Mis ojos se salieron de las orbitas. ¡Aquel no podía ser Boris! El torso desnudo, los ojos inyectados en sangre, su melena encrespada y un rictus en su cara de odio mortal. Aullaba de forma animal dejando entrever su incisiva boca, increpando a un joven que ensangrentado apenas se sostenía en pie en aquel suelo de arena. Aquel no era el hombre dulce y triste con el que compartía mi vida. Había un grupo reducido de hombres observando la pelea, impasibles, de aspecto suntuoso. Otro grupo de hombres más extenso gritaban ¡Lobo! Reiteradamente, hasta que comenzaron aún más fuerte a decirle ¡Mátale, mátele!

Estaba horrorizada y vi como se disponía con el brazo alzado a darle el último golpe, el definitivo. No pude evitarlo y grite lo más fuerte que pude qué no lo hiciera. Sus instintos debían de estar en alerta máxima pues me oyó a pesar del tremendo ruido. Miró hacía donde yo estaba y con el rostro desencajado le asesto tal golpe que un crujido inundó el garito y la sangre llegó hasta los espectadores. El joven cayó desplomado. Un hombre de avanzada edad se acercó a aquel amasijo de carne, colocó sus dedos en la carótida y levantó el brazo con el pulgar hacia abajo. El grupo de hombres vitorearon al vencedor mientras él seguía aullando salvaje.
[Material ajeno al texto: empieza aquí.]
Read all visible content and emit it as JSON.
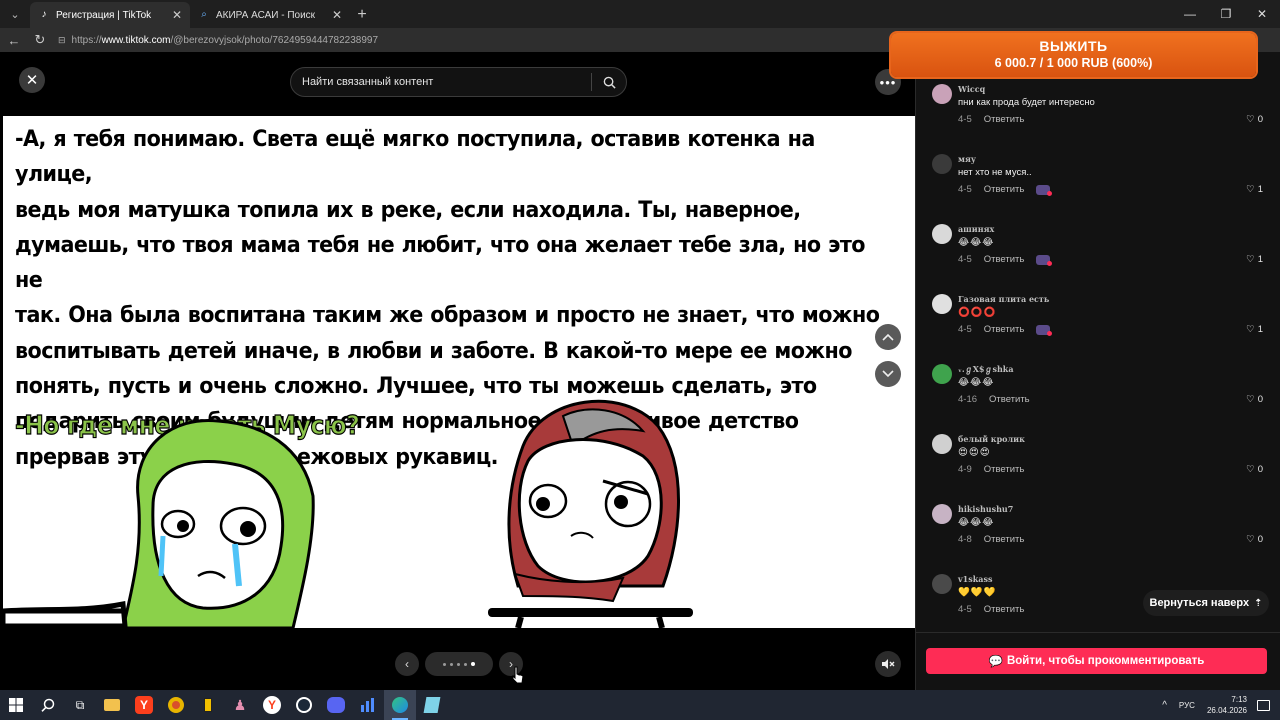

Boris me miraba feroz, como un lobo, sin el menor arrepentimiento. Salí de allí corriendo y con un llanto ahogado que me dificultaba la respiración. Abatida, pasé los siguientes dos días esperando en un estado lamentable de melancolía. Aunque había visto como asesinaba impunemente a aquel joven, le aguardaba. Necesitaba oír con su voz rasgada que aquello había sido sólo una pesadilla o una pantomima.

Nunca he vuelto a oír sus palabras, a deslizar mis dedos por su pelo. Tan solo una vez con Anya hablamos de él; me dijo que era un lobo gris de las estepas rusas, acostumbrado a las peleas y a mantener su liderazgo a base de golpes; había tenido una infancia brutal enseñándole desde niño a matar con sus puños; su existencia no le pertenecía. Ella me aseveró que estuviera dónde estuviera siempre me amaría, yo era su Lyubov y me protegería entre las sombras. Recordar sus palabras me producen escalofríos.

A veces noto un cosquilleo extraño en mi nuca, una presencia inexplicable en la oscuridad. Intento ignorarlos pero me atormenta su presencia y sus recuerdos. Si me preguntaran sí creo en los licántropos solo puedo responder que durante un tiempo conviví con uno y él jamás me hizo daño. Sigo teniendo sentimientos encontrados de amor y animadversión.